Sídaj sogghignò, calando l’ennesimo fendente che venne parato; tuttavia, fece scivolare la lama agganciando la guardia del Principe. Un movimento della gamba e lo sbilanciò all’indietro, forzando il filo della spada verso il suo collo, inchiodandolo al suolo col proprio peso.

«Non volevo ucciderti così presto, volevo gustarmi la tua lenta agonia, ma mi accontenterò.»

«Cosa vai blaterando» replicò a denti stretti, cercando invano di allontanarlo.

Una luce balenò negli occhi del Drago Sangue, sapeva di odio e vendetta.

«Dovevi sperimentare cosa si prova quando ti strappano via qualcuno a cui tieni.»

«Ho già pagato per qualcosa che non ho fatto, non ero neppure nato!»

«Troppo comodo, principino.»

La rabbia prese il sopravvento e un reticolo nero si disegnò sul volto del Nero Corvo. Un sussurro indistinto si modulò tra le sue labbra e l’avversario non ebbe il tempo di realizzare cosa l’attendesse. Un’ombra parve staccarsi dal corpo di Heréin e affondare in quello di Sídaj, sollevandolo in aria per poi attraversarlo e dissolversi nella forma di un gigantesco corvo ad ali spiegate. Il Generale cadde di peso al suolo, mentre il Principe si rialzò e lo raggiunse senza alcuna fretta. Lo fissò dall’alto, attendendo che riaprisse gli occhi e, non appena lo fece, calò l’arma e gli inchiodò la spalla a terra, trafiggendolo vicino la scapola.

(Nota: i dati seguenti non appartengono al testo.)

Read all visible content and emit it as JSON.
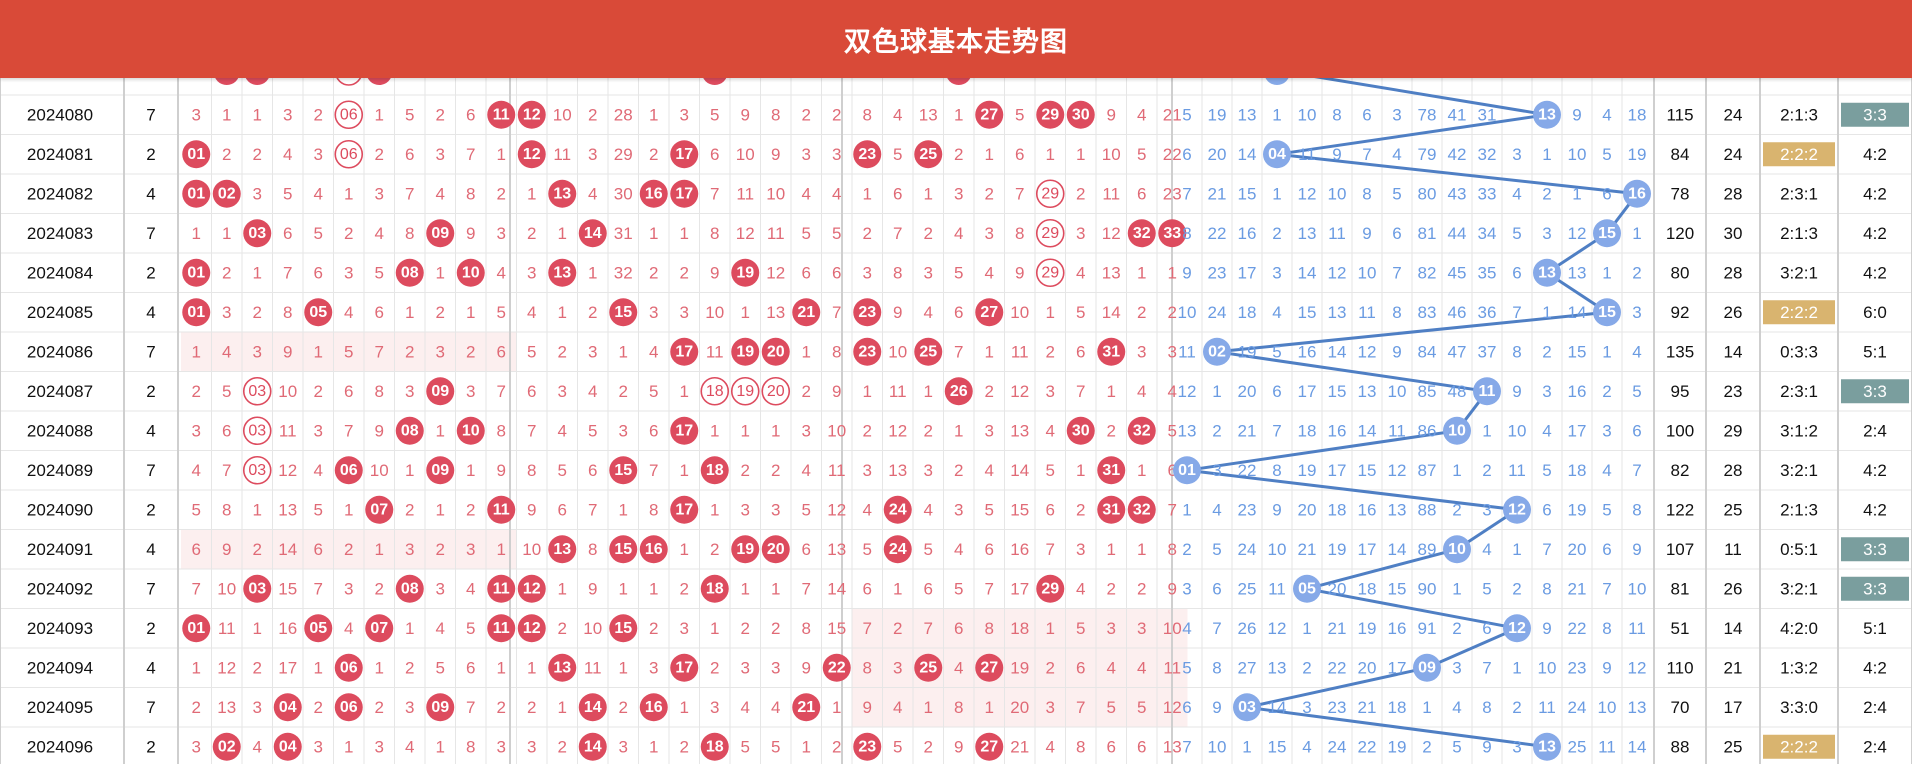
{
  "header": {
    "title": "双色球基本走势图"
  },
  "colors": {
    "header_bg": "#d94a38",
    "red_ball": "#dd4b5e",
    "blue_ball": "#86a9e8",
    "red_miss": "#e06a76",
    "blue_miss": "#6a9be2",
    "connector": "#4f7fc4",
    "badge_gold": "#d9b46f",
    "badge_teal": "#7a9e9e",
    "zone_shade": "#fcefef"
  },
  "icons": [
    "red-ball-icon",
    "blue-ball-icon",
    "repeat-ring-icon",
    "trend-line-icon"
  ],
  "rows": [
    {
      "issue": "2024080",
      "col2": "7",
      "red": [
        "3",
        "1",
        "1",
        "3",
        "2",
        "06r",
        "1",
        "5",
        "2",
        "6",
        "B11",
        "B12",
        "10",
        "2",
        "28",
        "1",
        "3",
        "5",
        "9",
        "8",
        "2",
        "2",
        "8",
        "4",
        "13",
        "1",
        "B27",
        "5",
        "B29",
        "B30",
        "9",
        "4",
        "21"
      ],
      "blue": [
        "5",
        "19",
        "13",
        "1",
        "10",
        "8",
        "6",
        "3",
        "78",
        "41",
        "31",
        "",
        "B13",
        "9",
        "4",
        "18"
      ],
      "sum": "115",
      "span": "24",
      "ratio": "2:1:3",
      "odd": "3:3",
      "odd_style": "teal"
    },
    {
      "issue": "2024081",
      "col2": "2",
      "red": [
        "B01",
        "2",
        "2",
        "4",
        "3",
        "06r",
        "2",
        "6",
        "3",
        "7",
        "1",
        "B12",
        "11",
        "3",
        "29",
        "2",
        "B17",
        "6",
        "10",
        "9",
        "3",
        "3",
        "B23",
        "5",
        "B25",
        "2",
        "1",
        "6",
        "1",
        "1",
        "10",
        "5",
        "22"
      ],
      "blue": [
        "6",
        "20",
        "14",
        "B04",
        "11",
        "9",
        "7",
        "4",
        "79",
        "42",
        "32",
        "3",
        "1",
        "10",
        "5",
        "19"
      ],
      "sum": "84",
      "span": "24",
      "ratio": "2:2:2",
      "ratio_style": "gold",
      "odd": "4:2"
    },
    {
      "issue": "2024082",
      "col2": "4",
      "red": [
        "B01",
        "B02",
        "3",
        "5",
        "4",
        "1",
        "3",
        "7",
        "4",
        "8",
        "2",
        "1",
        "B13",
        "4",
        "30",
        "B16",
        "B17",
        "7",
        "11",
        "10",
        "4",
        "4",
        "1",
        "6",
        "1",
        "3",
        "2",
        "7",
        "29r",
        "2",
        "11",
        "6",
        "23"
      ],
      "blue": [
        "7",
        "21",
        "15",
        "1",
        "12",
        "10",
        "8",
        "5",
        "80",
        "43",
        "33",
        "4",
        "2",
        "1",
        "6",
        "B16"
      ],
      "sum": "78",
      "span": "28",
      "ratio": "2:3:1",
      "odd": "4:2"
    },
    {
      "issue": "2024083",
      "col2": "7",
      "red": [
        "1",
        "1",
        "B03",
        "6",
        "5",
        "2",
        "4",
        "8",
        "B09",
        "9",
        "3",
        "2",
        "1",
        "B14",
        "31",
        "1",
        "1",
        "8",
        "12",
        "11",
        "5",
        "5",
        "2",
        "7",
        "2",
        "4",
        "3",
        "8",
        "29r",
        "3",
        "12",
        "B32",
        "B33"
      ],
      "blue": [
        "8",
        "22",
        "16",
        "2",
        "13",
        "11",
        "9",
        "6",
        "81",
        "44",
        "34",
        "5",
        "3",
        "12",
        "B15",
        "1"
      ],
      "sum": "120",
      "span": "30",
      "ratio": "2:1:3",
      "odd": "4:2"
    },
    {
      "issue": "2024084",
      "col2": "2",
      "red": [
        "B01",
        "2",
        "1",
        "7",
        "6",
        "3",
        "5",
        "B08",
        "1",
        "B10",
        "4",
        "3",
        "B13",
        "1",
        "32",
        "2",
        "2",
        "9",
        "B19",
        "12",
        "6",
        "6",
        "3",
        "8",
        "3",
        "5",
        "4",
        "9",
        "29r",
        "4",
        "13",
        "1",
        "1"
      ],
      "blue": [
        "9",
        "23",
        "17",
        "3",
        "14",
        "12",
        "10",
        "7",
        "82",
        "45",
        "35",
        "6",
        "B13",
        "13",
        "1",
        "2"
      ],
      "sum": "80",
      "span": "28",
      "ratio": "3:2:1",
      "odd": "4:2"
    },
    {
      "issue": "2024085",
      "col2": "4",
      "red": [
        "B01",
        "3",
        "2",
        "8",
        "B05",
        "4",
        "6",
        "1",
        "2",
        "1",
        "5",
        "4",
        "1",
        "2",
        "B15",
        "3",
        "3",
        "10",
        "1",
        "13",
        "B21",
        "7",
        "B23",
        "9",
        "4",
        "6",
        "B27",
        "10",
        "1",
        "5",
        "14",
        "2",
        "2"
      ],
      "blue": [
        "10",
        "24",
        "18",
        "4",
        "15",
        "13",
        "11",
        "8",
        "83",
        "46",
        "36",
        "7",
        "1",
        "14",
        "B15",
        "3"
      ],
      "sum": "92",
      "span": "26",
      "ratio": "2:2:2",
      "ratio_style": "gold",
      "odd": "6:0"
    },
    {
      "issue": "2024086",
      "col2": "7",
      "red": [
        "1",
        "4",
        "3",
        "9",
        "1",
        "5",
        "7",
        "2",
        "3",
        "2",
        "6",
        "5",
        "2",
        "3",
        "1",
        "4",
        "B17",
        "11",
        "B19",
        "B20",
        "1",
        "8",
        "B23",
        "10",
        "B25",
        "7",
        "1",
        "11",
        "2",
        "6",
        "B31",
        "3",
        "3"
      ],
      "blue": [
        "11",
        "B02",
        "19",
        "5",
        "16",
        "14",
        "12",
        "9",
        "84",
        "47",
        "37",
        "8",
        "2",
        "15",
        "1",
        "4"
      ],
      "sum": "135",
      "span": "14",
      "ratio": "0:3:3",
      "odd": "5:1",
      "shade1": true
    },
    {
      "issue": "2024087",
      "col2": "2",
      "red": [
        "2",
        "5",
        "03r",
        "10",
        "2",
        "6",
        "8",
        "3",
        "B09",
        "3",
        "7",
        "6",
        "3",
        "4",
        "2",
        "5",
        "1",
        "18r",
        "19r",
        "20r",
        "2",
        "9",
        "1",
        "11",
        "1",
        "B26",
        "2",
        "12",
        "3",
        "7",
        "1",
        "4",
        "4"
      ],
      "blue": [
        "12",
        "1",
        "20",
        "6",
        "17",
        "15",
        "13",
        "10",
        "85",
        "48",
        "B11",
        "9",
        "3",
        "16",
        "2",
        "5"
      ],
      "sum": "95",
      "span": "23",
      "ratio": "2:3:1",
      "odd": "3:3",
      "odd_style": "teal"
    },
    {
      "issue": "2024088",
      "col2": "4",
      "red": [
        "3",
        "6",
        "03r",
        "11",
        "3",
        "7",
        "9",
        "B08",
        "1",
        "B10",
        "8",
        "7",
        "4",
        "5",
        "3",
        "6",
        "B17",
        "1",
        "1",
        "1",
        "3",
        "10",
        "2",
        "12",
        "2",
        "1",
        "3",
        "13",
        "4",
        "B30",
        "2",
        "B32",
        "5"
      ],
      "blue": [
        "13",
        "2",
        "21",
        "7",
        "18",
        "16",
        "14",
        "11",
        "86",
        "B10",
        "1",
        "10",
        "4",
        "17",
        "3",
        "6"
      ],
      "sum": "100",
      "span": "29",
      "ratio": "3:1:2",
      "odd": "2:4"
    },
    {
      "issue": "2024089",
      "col2": "7",
      "red": [
        "4",
        "7",
        "03r",
        "12",
        "4",
        "B06",
        "10",
        "1",
        "B09",
        "1",
        "9",
        "8",
        "5",
        "6",
        "B15",
        "7",
        "1",
        "B18",
        "2",
        "2",
        "4",
        "11",
        "3",
        "13",
        "3",
        "2",
        "4",
        "14",
        "5",
        "1",
        "B31",
        "1",
        "6"
      ],
      "blue": [
        "B01",
        "3",
        "22",
        "8",
        "19",
        "17",
        "15",
        "12",
        "87",
        "1",
        "2",
        "11",
        "5",
        "18",
        "4",
        "7"
      ],
      "sum": "82",
      "span": "28",
      "ratio": "3:2:1",
      "odd": "4:2"
    },
    {
      "issue": "2024090",
      "col2": "2",
      "red": [
        "5",
        "8",
        "1",
        "13",
        "5",
        "1",
        "B07",
        "2",
        "1",
        "2",
        "B11",
        "9",
        "6",
        "7",
        "1",
        "8",
        "B17",
        "1",
        "3",
        "3",
        "5",
        "12",
        "4",
        "B24",
        "4",
        "3",
        "5",
        "15",
        "6",
        "2",
        "B31",
        "B32",
        "7"
      ],
      "blue": [
        "1",
        "4",
        "23",
        "9",
        "20",
        "18",
        "16",
        "13",
        "88",
        "2",
        "3",
        "B12",
        "6",
        "19",
        "5",
        "8"
      ],
      "sum": "122",
      "span": "25",
      "ratio": "2:1:3",
      "odd": "4:2"
    },
    {
      "issue": "2024091",
      "col2": "4",
      "red": [
        "6",
        "9",
        "2",
        "14",
        "6",
        "2",
        "1",
        "3",
        "2",
        "3",
        "1",
        "10",
        "B13",
        "8",
        "B15",
        "B16",
        "1",
        "2",
        "B19",
        "B20",
        "6",
        "13",
        "5",
        "B24",
        "5",
        "4",
        "6",
        "16",
        "7",
        "3",
        "1",
        "1",
        "8"
      ],
      "blue": [
        "2",
        "5",
        "24",
        "10",
        "21",
        "19",
        "17",
        "14",
        "89",
        "B10",
        "4",
        "1",
        "7",
        "20",
        "6",
        "9"
      ],
      "sum": "107",
      "span": "11",
      "ratio": "0:5:1",
      "odd": "3:3",
      "odd_style": "teal",
      "shade1": true
    },
    {
      "issue": "2024092",
      "col2": "7",
      "red": [
        "7",
        "10",
        "B03",
        "15",
        "7",
        "3",
        "2",
        "B08",
        "3",
        "4",
        "B11",
        "B12",
        "1",
        "9",
        "1",
        "1",
        "2",
        "B18",
        "1",
        "1",
        "7",
        "14",
        "6",
        "1",
        "6",
        "5",
        "7",
        "17",
        "B29",
        "4",
        "2",
        "2",
        "9"
      ],
      "blue": [
        "3",
        "6",
        "25",
        "11",
        "B05",
        "20",
        "18",
        "15",
        "90",
        "1",
        "5",
        "2",
        "8",
        "21",
        "7",
        "10"
      ],
      "sum": "81",
      "span": "26",
      "ratio": "3:2:1",
      "odd": "3:3",
      "odd_style": "teal"
    },
    {
      "issue": "2024093",
      "col2": "2",
      "red": [
        "B01",
        "11",
        "1",
        "16",
        "B05",
        "4",
        "B07",
        "1",
        "4",
        "5",
        "B11",
        "B12",
        "2",
        "10",
        "B15",
        "2",
        "3",
        "1",
        "2",
        "2",
        "8",
        "15",
        "7",
        "2",
        "7",
        "6",
        "8",
        "18",
        "1",
        "5",
        "3",
        "3",
        "10"
      ],
      "blue": [
        "4",
        "7",
        "26",
        "12",
        "1",
        "21",
        "19",
        "16",
        "91",
        "2",
        "6",
        "B12",
        "9",
        "22",
        "8",
        "11"
      ],
      "sum": "51",
      "span": "14",
      "ratio": "4:2:0",
      "odd": "5:1",
      "shade3": true
    },
    {
      "issue": "2024094",
      "col2": "4",
      "red": [
        "1",
        "12",
        "2",
        "17",
        "1",
        "B06",
        "1",
        "2",
        "5",
        "6",
        "1",
        "1",
        "B13",
        "11",
        "1",
        "3",
        "B17",
        "2",
        "3",
        "3",
        "9",
        "B22",
        "8",
        "3",
        "B25",
        "4",
        "B27",
        "19",
        "2",
        "6",
        "4",
        "4",
        "11"
      ],
      "blue": [
        "5",
        "8",
        "27",
        "13",
        "2",
        "22",
        "20",
        "17",
        "B09",
        "3",
        "7",
        "1",
        "10",
        "23",
        "9",
        "12"
      ],
      "sum": "110",
      "span": "21",
      "ratio": "1:3:2",
      "odd": "4:2",
      "shade3": true
    },
    {
      "issue": "2024095",
      "col2": "7",
      "red": [
        "2",
        "13",
        "3",
        "B04",
        "2",
        "B06",
        "2",
        "3",
        "B09",
        "7",
        "2",
        "2",
        "1",
        "B14",
        "2",
        "B16",
        "1",
        "3",
        "4",
        "4",
        "B21",
        "1",
        "9",
        "4",
        "1",
        "8",
        "1",
        "20",
        "3",
        "7",
        "5",
        "5",
        "12"
      ],
      "blue": [
        "6",
        "9",
        "B03",
        "14",
        "3",
        "23",
        "21",
        "18",
        "1",
        "4",
        "8",
        "2",
        "11",
        "24",
        "10",
        "13"
      ],
      "sum": "70",
      "span": "17",
      "ratio": "3:3:0",
      "odd": "2:4",
      "shade3": true
    },
    {
      "issue": "2024096",
      "col2": "2",
      "red": [
        "3",
        "B02",
        "4",
        "B04",
        "3",
        "1",
        "3",
        "4",
        "1",
        "8",
        "3",
        "3",
        "2",
        "B14",
        "3",
        "1",
        "2",
        "B18",
        "5",
        "5",
        "1",
        "2",
        "B23",
        "5",
        "2",
        "9",
        "B27",
        "21",
        "4",
        "8",
        "6",
        "6",
        "13"
      ],
      "blue": [
        "7",
        "10",
        "1",
        "15",
        "4",
        "24",
        "22",
        "19",
        "2",
        "5",
        "9",
        "3",
        "B13",
        "25",
        "11",
        "14"
      ],
      "sum": "88",
      "span": "25",
      "ratio": "2:2:2",
      "ratio_style": "gold",
      "odd": "2:4"
    }
  ]
}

Un grido strozzato fu tutto ciò che si lasciò sfuggire Sídaj.

«Non c’è nulla che tu possa portarmi via» gli disse atono.

«Allora è un caso che un Nero Corvo continui a fare avanti e indietro nello stesso mondo da tanti anni.»

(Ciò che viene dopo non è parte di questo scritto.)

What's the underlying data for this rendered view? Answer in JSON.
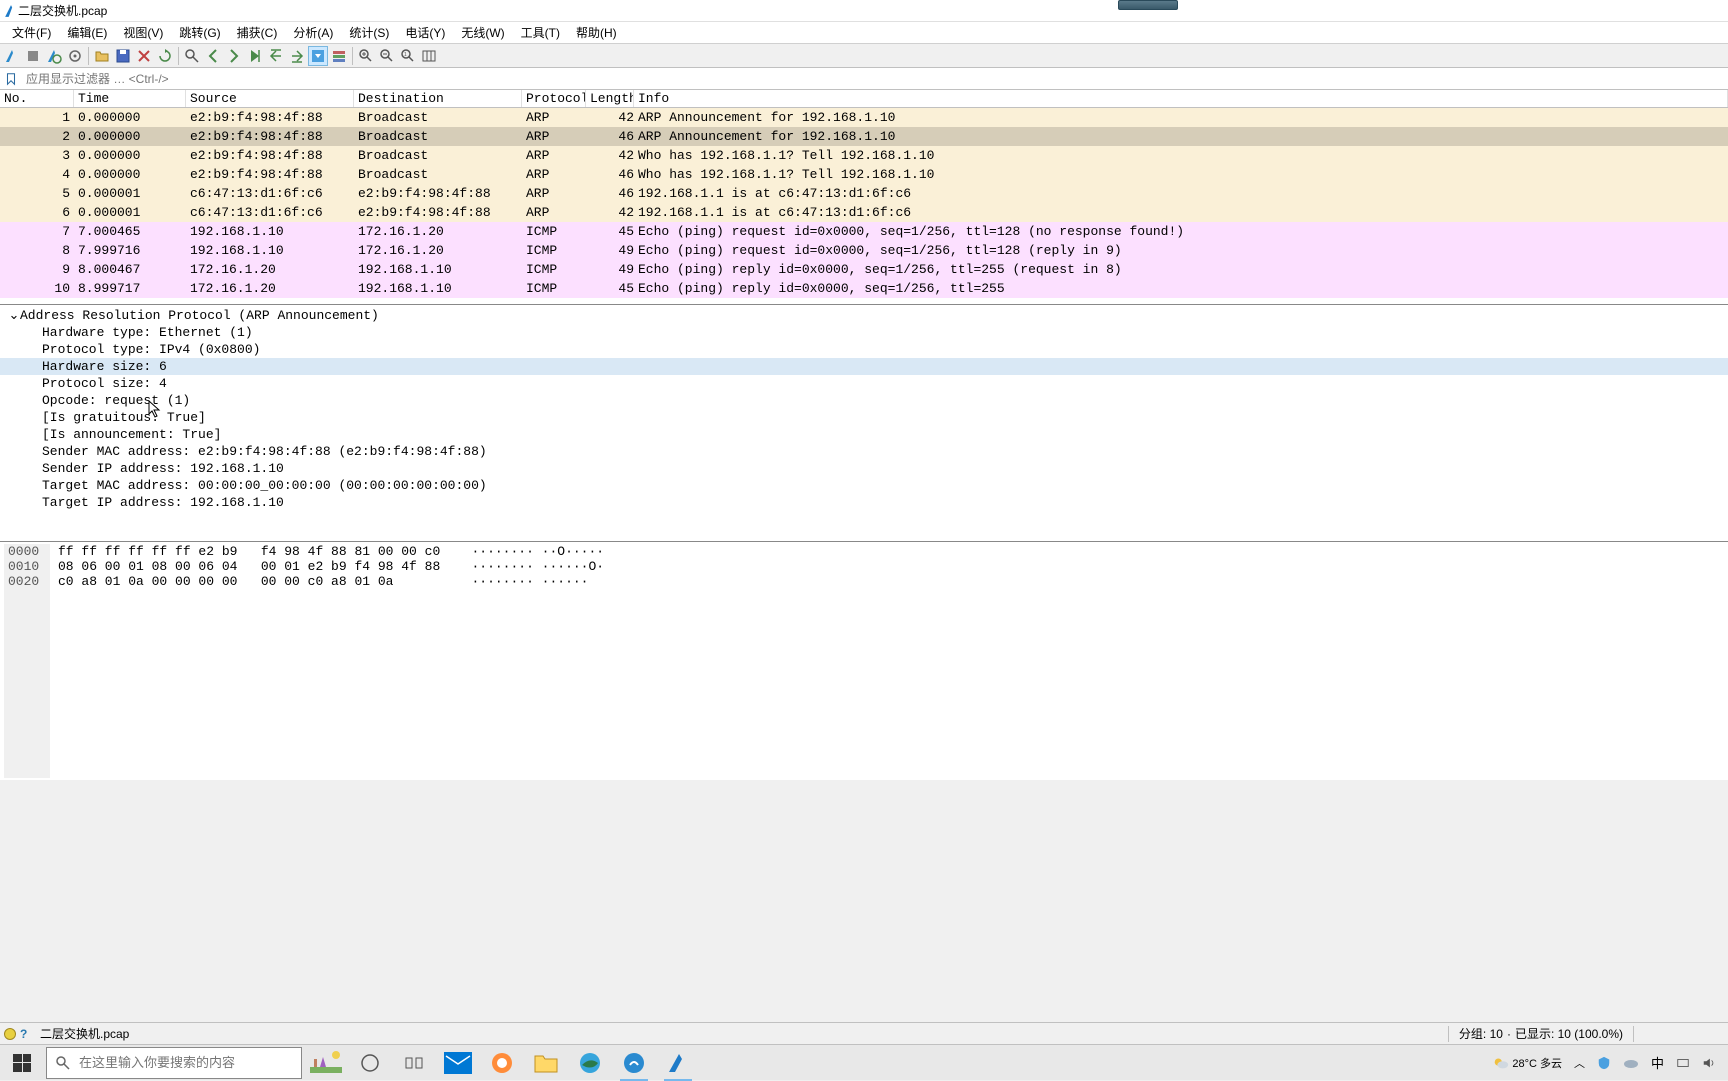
{
  "window": {
    "title": "二层交换机.pcap"
  },
  "menu": [
    "文件(F)",
    "编辑(E)",
    "视图(V)",
    "跳转(G)",
    "捕获(C)",
    "分析(A)",
    "统计(S)",
    "电话(Y)",
    "无线(W)",
    "工具(T)",
    "帮助(H)"
  ],
  "filter": {
    "placeholder": "应用显示过滤器 … <Ctrl-/>"
  },
  "columns": {
    "no": "No.",
    "time": "Time",
    "src": "Source",
    "dst": "Destination",
    "proto": "Protocol",
    "len": "Length",
    "info": "Info"
  },
  "packets": [
    {
      "no": "1",
      "time": "0.000000",
      "src": "e2:b9:f4:98:4f:88",
      "dst": "Broadcast",
      "proto": "ARP",
      "len": "42",
      "info": "ARP Announcement for 192.168.1.10",
      "cls": "arp"
    },
    {
      "no": "2",
      "time": "0.000000",
      "src": "e2:b9:f4:98:4f:88",
      "dst": "Broadcast",
      "proto": "ARP",
      "len": "46",
      "info": "ARP Announcement for 192.168.1.10",
      "cls": "arp-sel"
    },
    {
      "no": "3",
      "time": "0.000000",
      "src": "e2:b9:f4:98:4f:88",
      "dst": "Broadcast",
      "proto": "ARP",
      "len": "42",
      "info": "Who has 192.168.1.1? Tell 192.168.1.10",
      "cls": "arp"
    },
    {
      "no": "4",
      "time": "0.000000",
      "src": "e2:b9:f4:98:4f:88",
      "dst": "Broadcast",
      "proto": "ARP",
      "len": "46",
      "info": "Who has 192.168.1.1? Tell 192.168.1.10",
      "cls": "arp"
    },
    {
      "no": "5",
      "time": "0.000001",
      "src": "c6:47:13:d1:6f:c6",
      "dst": "e2:b9:f4:98:4f:88",
      "proto": "ARP",
      "len": "46",
      "info": "192.168.1.1 is at c6:47:13:d1:6f:c6",
      "cls": "arp"
    },
    {
      "no": "6",
      "time": "0.000001",
      "src": "c6:47:13:d1:6f:c6",
      "dst": "e2:b9:f4:98:4f:88",
      "proto": "ARP",
      "len": "42",
      "info": "192.168.1.1 is at c6:47:13:d1:6f:c6",
      "cls": "arp"
    },
    {
      "no": "7",
      "time": "7.000465",
      "src": "192.168.1.10",
      "dst": "172.16.1.20",
      "proto": "ICMP",
      "len": "45",
      "info": "Echo (ping) request  id=0x0000, seq=1/256, ttl=128 (no response found!)",
      "cls": "icmp"
    },
    {
      "no": "8",
      "time": "7.999716",
      "src": "192.168.1.10",
      "dst": "172.16.1.20",
      "proto": "ICMP",
      "len": "49",
      "info": "Echo (ping) request  id=0x0000, seq=1/256, ttl=128 (reply in 9)",
      "cls": "icmp"
    },
    {
      "no": "9",
      "time": "8.000467",
      "src": "172.16.1.20",
      "dst": "192.168.1.10",
      "proto": "ICMP",
      "len": "49",
      "info": "Echo (ping) reply    id=0x0000, seq=1/256, ttl=255 (request in 8)",
      "cls": "icmp"
    },
    {
      "no": "10",
      "time": "8.999717",
      "src": "172.16.1.20",
      "dst": "192.168.1.10",
      "proto": "ICMP",
      "len": "45",
      "info": "Echo (ping) reply    id=0x0000, seq=1/256, ttl=255",
      "cls": "icmp"
    }
  ],
  "details": {
    "header": "Address Resolution Protocol (ARP Announcement)",
    "lines": [
      {
        "t": "Hardware type: Ethernet (1)",
        "hl": false
      },
      {
        "t": "Protocol type: IPv4 (0x0800)",
        "hl": false
      },
      {
        "t": "Hardware size: 6",
        "hl": true
      },
      {
        "t": "Protocol size: 4",
        "hl": false
      },
      {
        "t": "Opcode: request (1)",
        "hl": false
      },
      {
        "t": "[Is gratuitous: True]",
        "hl": false
      },
      {
        "t": "[Is announcement: True]",
        "hl": false
      },
      {
        "t": "Sender MAC address: e2:b9:f4:98:4f:88 (e2:b9:f4:98:4f:88)",
        "hl": false
      },
      {
        "t": "Sender IP address: 192.168.1.10",
        "hl": false
      },
      {
        "t": "Target MAC address: 00:00:00_00:00:00 (00:00:00:00:00:00)",
        "hl": false
      },
      {
        "t": "Target IP address: 192.168.1.10",
        "hl": false
      }
    ]
  },
  "hex": {
    "offsets": [
      "0000",
      "0010",
      "0020"
    ],
    "rows": [
      "ff ff ff ff ff ff e2 b9   f4 98 4f 88 81 00 00 c0    ········ ··O·····",
      "08 06 00 01 08 00 06 04   00 01 e2 b9 f4 98 4f 88    ········ ······O·",
      "c0 a8 01 0a 00 00 00 00   00 00 c0 a8 01 0a          ········ ······"
    ]
  },
  "status": {
    "file": "二层交换机.pcap",
    "packets": "分组: 10",
    "displayed": "已显示: 10 (100.0%)"
  },
  "taskbar": {
    "search_placeholder": "在这里输入你要搜索的内容",
    "weather": "28°C 多云"
  }
}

Quelle parole lo freddarono, ma si sforzò di non darlo a vedere. Fletté il ginocchio rigirando la lama nel corpo del suo avversario, così da causargli altro dolore. Avvicinò il viso al suo.

«Non potete arrivare in quel mondo, come non posso io.»

Sídaj tossì sputando sangue.

«I Drago Sangue forse no, ma a tutto si può porre rimedio. Lo hai fatto anche tu, no? Stupido, ce l’hai servita su un piatto d’argento!»

Sapevano di Sofia, l’avevano trovata. Il solo pensiero lo gettò in un’angoscia che rasentava il panico. L’avrebbero portata a Brann, l’avrebbero messa contro di lui e non poteva permetterglielo, non gli importava nulla della sua discendenza. Lei era diversa.

Sídaj si accorse della reazione del Principe e riuscì, nonostante tutto, a ridere soddisfatto.

«Mi spiace soltanto che non potrò godermi la tua faccia, quando la uccideranno. Avrei tanto voluto assistere alla scena, vedere cosa ne avresti fatto di ciò che resterà di quell’umana.»

«La volete uccidere?»

«È già tardi...»

Un nuovo accesso di tosse troncò la frase, seguito da un rantolio sinistro che segnò la morte del Drago Sangue.
Grida si levarono tra le fila dell’esercito di Hen, mentre Heréin si rimise in piedi. Estrasse la spada e sgocciolò sull’erba il sangue con un movimento secco, puntando lo sguardo verso i Lupi. Dovevano ritirarsi, ora, e dovevano farlo in fretta. Doveva andare dalla sua stella, dilaniato dal dubbio che fossero davvero arrivati a lei senza aver capito chi fosse. L’avrebbero uccisa per colpa sua e non poteva permetterlo, non poteva lasciar spegnere quella luce.

Il Dithiar si avvicinò al corpo esanime del suo padrone, lanciando un canto disperato al cielo, per poi raccoglierlo da terra e sistemarselo sul dorso. Spiccò il volo, coprendo la visuale a Heréin e quando, finalmente, poté vedere di nuovo all’orizzonte, gli Airgid gli davano le spalle sparendo tra gli alberi.